By Monday, island authorities had received word that the White House had reviewed its tariffs and lowered the penalty on Saint-Pierre and Miquelon to a base level of 10 per cent, Mr. Hamel said in an interview. He said he did not know what had caused the U.S. administration to make the change.

All of this might be funny if it weren’t also so anxiety-inducing for local residents. As the last vestige of France’s once-far-reaching possessions in North America, the territory and its fragile economy are heavily dependent on the motherland for financial support. But there are about a dozen fishing companies on the islands and other private industry players pushing to grow, and they’re worried about how the geopolitical fallout from a muscle-flexing United States will affect them, Ms. Cormier said.

As for the French citizens of this remote but oddly colourful place, people who frequently mention their close ties to Canada (Mr. Lenormand said he just happened to be wearing a Montreal Canadiens T-shirt when interviewed from Paris and Ms. Cormier mentioned a recent visit to her mother-in-law’s home in Halifax), they’re hoping this new episode doesn’t result in a crippling increase to their already-burdensome cost of living.

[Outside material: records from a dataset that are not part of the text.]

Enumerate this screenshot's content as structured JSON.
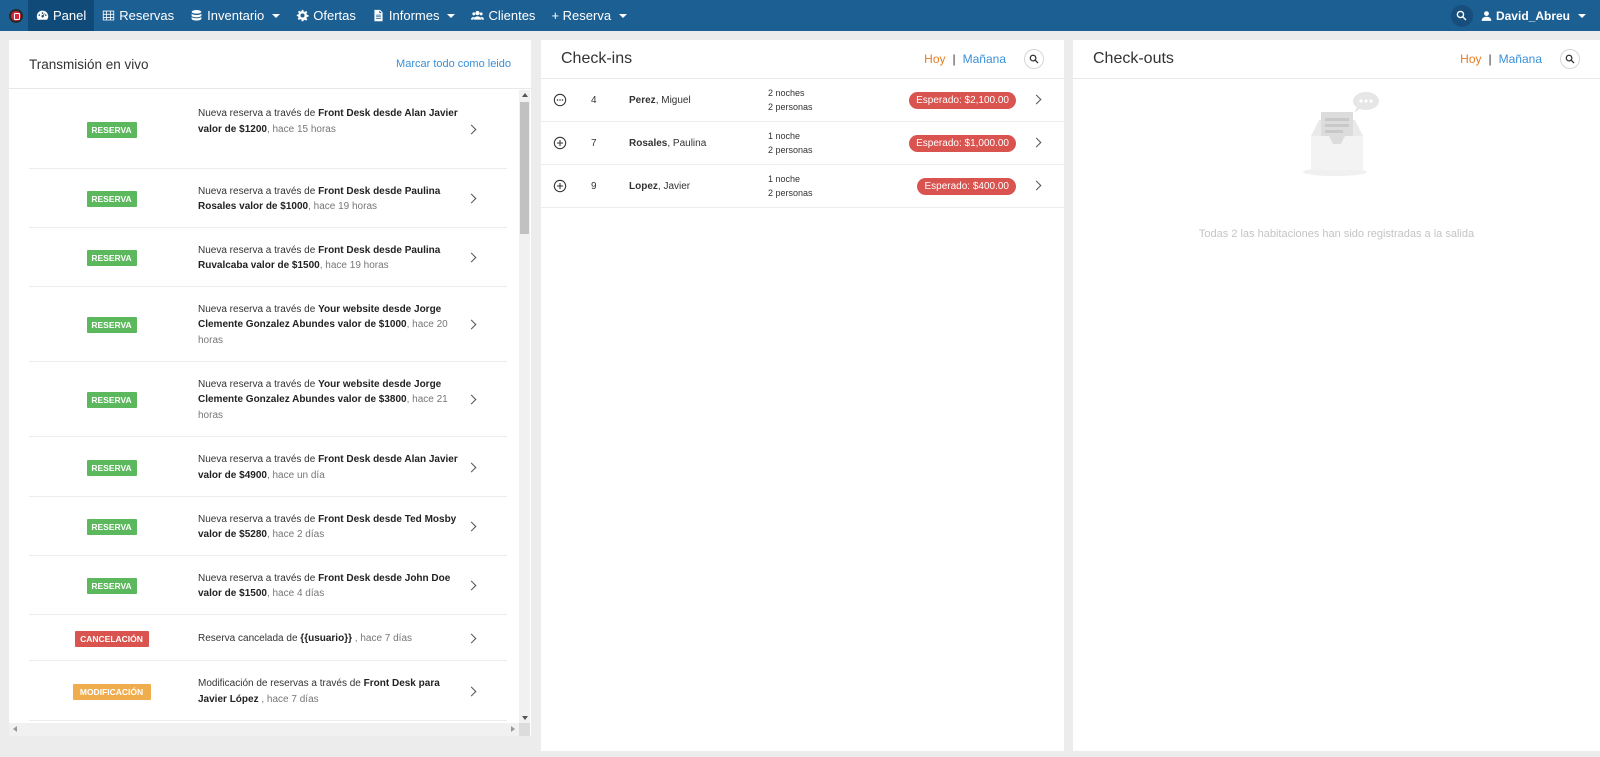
{
  "nav": {
    "items": [
      {
        "label": "Panel",
        "icon": "dashboard-icon",
        "active": true,
        "dropdown": false
      },
      {
        "label": "Reservas",
        "icon": "grid-icon",
        "active": false,
        "dropdown": false
      },
      {
        "label": "Inventario",
        "icon": "database-icon",
        "active": false,
        "dropdown": true
      },
      {
        "label": "Ofertas",
        "icon": "gear-icon",
        "active": false,
        "dropdown": false
      },
      {
        "label": "Informes",
        "icon": "file-icon",
        "active": false,
        "dropdown": true
      },
      {
        "label": "Clientes",
        "icon": "users-icon",
        "active": false,
        "dropdown": false
      },
      {
        "label": "+ Reserva",
        "icon": "",
        "active": false,
        "dropdown": true
      }
    ],
    "user": "David_Abreu"
  },
  "live": {
    "title": "Transmisión en vivo",
    "mark_all": "Marcar todo como leido",
    "items": [
      {
        "badge": "RESERVA",
        "type": "reserva",
        "text": [
          [
            "Nueva reserva a través de ",
            ""
          ],
          [
            "Front Desk desde Alan Javier valor de $1200",
            "hl"
          ],
          [
            ", hace 15 horas",
            "tm"
          ]
        ]
      },
      {
        "badge": "RESERVA",
        "type": "reserva",
        "text": [
          [
            "Nueva reserva a través de ",
            ""
          ],
          [
            "Front Desk desde Paulina Rosales valor de $1000",
            "hl"
          ],
          [
            ", hace 19 horas",
            "tm"
          ]
        ]
      },
      {
        "badge": "RESERVA",
        "type": "reserva",
        "text": [
          [
            "Nueva reserva a través de ",
            ""
          ],
          [
            "Front Desk desde Paulina Ruvalcaba valor de $1500",
            "hl"
          ],
          [
            ", hace 19 horas",
            "tm"
          ]
        ]
      },
      {
        "badge": "RESERVA",
        "type": "reserva",
        "text": [
          [
            "Nueva reserva a través de ",
            ""
          ],
          [
            "Your website desde Jorge Clemente Gonzalez Abundes valor de $1000",
            "hl"
          ],
          [
            ", hace 20 horas",
            "tm"
          ]
        ]
      },
      {
        "badge": "RESERVA",
        "type": "reserva",
        "text": [
          [
            "Nueva reserva a través de ",
            ""
          ],
          [
            "Your website desde Jorge Clemente Gonzalez Abundes valor de $3800",
            "hl"
          ],
          [
            ", hace 21 horas",
            "tm"
          ]
        ]
      },
      {
        "badge": "RESERVA",
        "type": "reserva",
        "text": [
          [
            "Nueva reserva a través de ",
            ""
          ],
          [
            "Front Desk desde Alan Javier valor de $4900",
            "hl"
          ],
          [
            ", hace un día",
            "tm"
          ]
        ]
      },
      {
        "badge": "RESERVA",
        "type": "reserva",
        "text": [
          [
            "Nueva reserva a través de ",
            ""
          ],
          [
            "Front Desk desde Ted Mosby valor de $5280",
            "hl"
          ],
          [
            ", hace 2 días",
            "tm"
          ]
        ]
      },
      {
        "badge": "RESERVA",
        "type": "reserva",
        "text": [
          [
            "Nueva reserva a través de ",
            ""
          ],
          [
            "Front Desk desde John Doe valor de $1500",
            "hl"
          ],
          [
            ", hace 4 días",
            "tm"
          ]
        ]
      },
      {
        "badge": "CANCELACIÓN",
        "type": "cancel",
        "text": [
          [
            "Reserva cancelada de ",
            ""
          ],
          [
            "{{usuario}}",
            "hl"
          ],
          [
            " , hace 7 días",
            "tm"
          ]
        ]
      },
      {
        "badge": "MODIFICACIÓN",
        "type": "modif",
        "text": [
          [
            "Modificación de reservas a través de ",
            ""
          ],
          [
            "Front Desk para Javier López",
            "hl"
          ],
          [
            " , hace 7 días",
            "tm"
          ]
        ]
      },
      {
        "badge": "",
        "type": "cancel",
        "text": []
      }
    ]
  },
  "checkins": {
    "title": "Check-ins",
    "today": "Hoy",
    "sep": "|",
    "tomorrow": "Mañana",
    "rows": [
      {
        "icon": "chat-icon",
        "room": "4",
        "last": "Perez",
        "first": ", Miguel",
        "nights": "2 noches",
        "people": "2 personas",
        "expected": "Esperado: $2,100.00"
      },
      {
        "icon": "plus-circle-icon",
        "room": "7",
        "last": "Rosales",
        "first": ", Paulina",
        "nights": "1 noche",
        "people": "2 personas",
        "expected": "Esperado: $1,000.00"
      },
      {
        "icon": "plus-circle-icon",
        "room": "9",
        "last": "Lopez",
        "first": ", Javier",
        "nights": "1 noche",
        "people": "2 personas",
        "expected": "Esperado: $400.00"
      }
    ]
  },
  "checkouts": {
    "title": "Check-outs",
    "today": "Hoy",
    "sep": "|",
    "tomorrow": "Mañana",
    "empty": "Todas 2 las habitaciones han sido registradas a la salida"
  },
  "colors": {
    "nav": "#1c5f93",
    "reserva": "#5cb85c",
    "cancel": "#d9534f",
    "modif": "#f0ad4e",
    "hoy": "#e67e22",
    "link": "#3a8fd8"
  }
}
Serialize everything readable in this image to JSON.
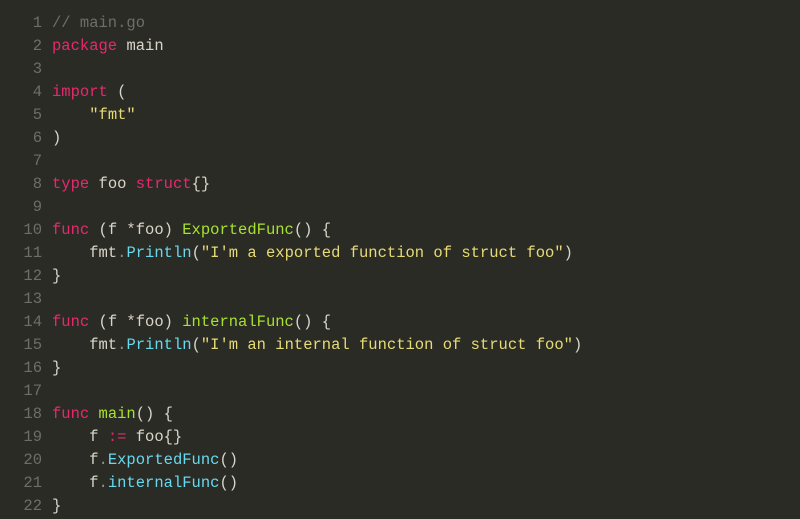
{
  "lines": [
    {
      "n": "1",
      "tokens": [
        [
          "comment",
          "// main.go"
        ]
      ]
    },
    {
      "n": "2",
      "tokens": [
        [
          "keyword",
          "package"
        ],
        [
          "punct",
          " "
        ],
        [
          "ident",
          "main"
        ]
      ]
    },
    {
      "n": "3",
      "tokens": []
    },
    {
      "n": "4",
      "tokens": [
        [
          "keyword",
          "import"
        ],
        [
          "punct",
          " ("
        ]
      ]
    },
    {
      "n": "5",
      "tokens": [
        [
          "punct",
          "    "
        ],
        [
          "string",
          "\"fmt\""
        ]
      ]
    },
    {
      "n": "6",
      "tokens": [
        [
          "punct",
          ")"
        ]
      ]
    },
    {
      "n": "7",
      "tokens": []
    },
    {
      "n": "8",
      "tokens": [
        [
          "keyword",
          "type"
        ],
        [
          "punct",
          " "
        ],
        [
          "ident",
          "foo"
        ],
        [
          "punct",
          " "
        ],
        [
          "keyword",
          "struct"
        ],
        [
          "punct",
          "{}"
        ]
      ]
    },
    {
      "n": "9",
      "tokens": []
    },
    {
      "n": "10",
      "tokens": [
        [
          "keyword",
          "func"
        ],
        [
          "punct",
          " (f *foo) "
        ],
        [
          "func",
          "ExportedFunc"
        ],
        [
          "punct",
          "() {"
        ]
      ]
    },
    {
      "n": "11",
      "tokens": [
        [
          "punct",
          "    fmt"
        ],
        [
          "dot",
          "."
        ],
        [
          "type",
          "Println"
        ],
        [
          "punct",
          "("
        ],
        [
          "string",
          "\"I'm a exported function of struct foo\""
        ],
        [
          "punct",
          ")"
        ]
      ]
    },
    {
      "n": "12",
      "tokens": [
        [
          "punct",
          "}"
        ]
      ]
    },
    {
      "n": "13",
      "tokens": []
    },
    {
      "n": "14",
      "tokens": [
        [
          "keyword",
          "func"
        ],
        [
          "punct",
          " (f *foo) "
        ],
        [
          "func",
          "internalFunc"
        ],
        [
          "punct",
          "() {"
        ]
      ]
    },
    {
      "n": "15",
      "tokens": [
        [
          "punct",
          "    fmt"
        ],
        [
          "dot",
          "."
        ],
        [
          "type",
          "Println"
        ],
        [
          "punct",
          "("
        ],
        [
          "string",
          "\"I'm an internal function of struct foo\""
        ],
        [
          "punct",
          ")"
        ]
      ]
    },
    {
      "n": "16",
      "tokens": [
        [
          "punct",
          "}"
        ]
      ]
    },
    {
      "n": "17",
      "tokens": []
    },
    {
      "n": "18",
      "tokens": [
        [
          "keyword",
          "func"
        ],
        [
          "punct",
          " "
        ],
        [
          "func",
          "main"
        ],
        [
          "punct",
          "() {"
        ]
      ]
    },
    {
      "n": "19",
      "tokens": [
        [
          "punct",
          "    f "
        ],
        [
          "keyword",
          ":="
        ],
        [
          "punct",
          " foo{}"
        ]
      ]
    },
    {
      "n": "20",
      "tokens": [
        [
          "punct",
          "    f"
        ],
        [
          "dot",
          "."
        ],
        [
          "type",
          "ExportedFunc"
        ],
        [
          "punct",
          "()"
        ]
      ]
    },
    {
      "n": "21",
      "tokens": [
        [
          "punct",
          "    f"
        ],
        [
          "dot",
          "."
        ],
        [
          "type",
          "internalFunc"
        ],
        [
          "punct",
          "()"
        ]
      ]
    },
    {
      "n": "22",
      "tokens": [
        [
          "punct",
          "}"
        ]
      ]
    }
  ]
}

“Everyone is scared,” says José Alvarez, the long-time owner of the Txetxo bar near Saint-Pierre’s commercial wharves. “They won’t say so openly but they’re scared.”

Editor’s note: This article has been updated to attribute information about the sale of halibut in July, 2024, to Thierry Hamel, a communications staffer at Saint-Pierre city hall, and to report that island authorities have received word that the tariffs had been lowered over the weekend following the article's original publication.